Elena acababa de volver a su alcoba, donde ya dormía Nicola, su nuevo marido. Al tiempo, el valeroso Simón, que también la había visto en cueros se subió a la torre y encendió una antorcha.
Era la señal. Entrarían. Con barcos y sin barcos. Casandra, la hija agorera era la única que presentía un desastre inminente.
Elena a lo suyo, abriéndose sigilosamente a los centinelas, que otrora época la hubieran dormido y degollado. Pero tocaban tambores y flautas, y había vino y licores importantes en la cantina. Al fin y al cabo, era una jornada en la que celebraban la victoria, y pensaban que ya tendrían tiempo de reconstruir la parte derribada.

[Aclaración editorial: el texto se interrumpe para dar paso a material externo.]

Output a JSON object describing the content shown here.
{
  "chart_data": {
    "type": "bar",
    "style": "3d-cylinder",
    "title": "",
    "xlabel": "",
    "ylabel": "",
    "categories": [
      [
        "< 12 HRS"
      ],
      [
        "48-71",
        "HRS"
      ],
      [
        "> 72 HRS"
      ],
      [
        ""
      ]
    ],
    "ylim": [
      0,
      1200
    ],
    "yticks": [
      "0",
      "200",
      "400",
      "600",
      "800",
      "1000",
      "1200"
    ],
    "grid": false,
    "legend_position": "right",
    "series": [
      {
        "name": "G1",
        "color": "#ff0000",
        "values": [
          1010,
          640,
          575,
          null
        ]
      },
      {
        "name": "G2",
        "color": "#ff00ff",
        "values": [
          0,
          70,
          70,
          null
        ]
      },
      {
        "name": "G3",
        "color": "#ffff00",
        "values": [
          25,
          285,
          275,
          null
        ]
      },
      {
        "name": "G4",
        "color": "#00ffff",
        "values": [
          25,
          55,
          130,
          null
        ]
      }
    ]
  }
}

Fue un choque terrible. Dolieron los brazos fatigados, y hasta los más viejos desfallecieron. Las espadas contendieron con las lanzas, y las flechas llovieron en todas direcciones. Solo que algunas flechas fueron distintas, de quemazón, que hicieron que varios cuerpos se retorcieran por sus adentros, más terrenales, con los rasgos distorsionados por el veneno y el dolor de la venganza. Casandra, que jamás se volvió loca, ni con la aurora del décimo día prendiendo fuego a la pira; Casandra y su voraz ponzoña, arrojó los pies de su hermana Elena a los afligidos vencidos: su cena.
Elena, que siempre la consideró una niña, y quien quiso ayudarla, por dentro y fuera de las murallas. Ahora bien, las honras siempre fueron las honras. Eso sí, cada muerto merecía al menos un rastro de su nombre en el viento. Y Simón la despidió. Otro que caería con los pies por delante.
Nadie entendió cómo Nicola pudo haberse clavado la espada una vez muerto.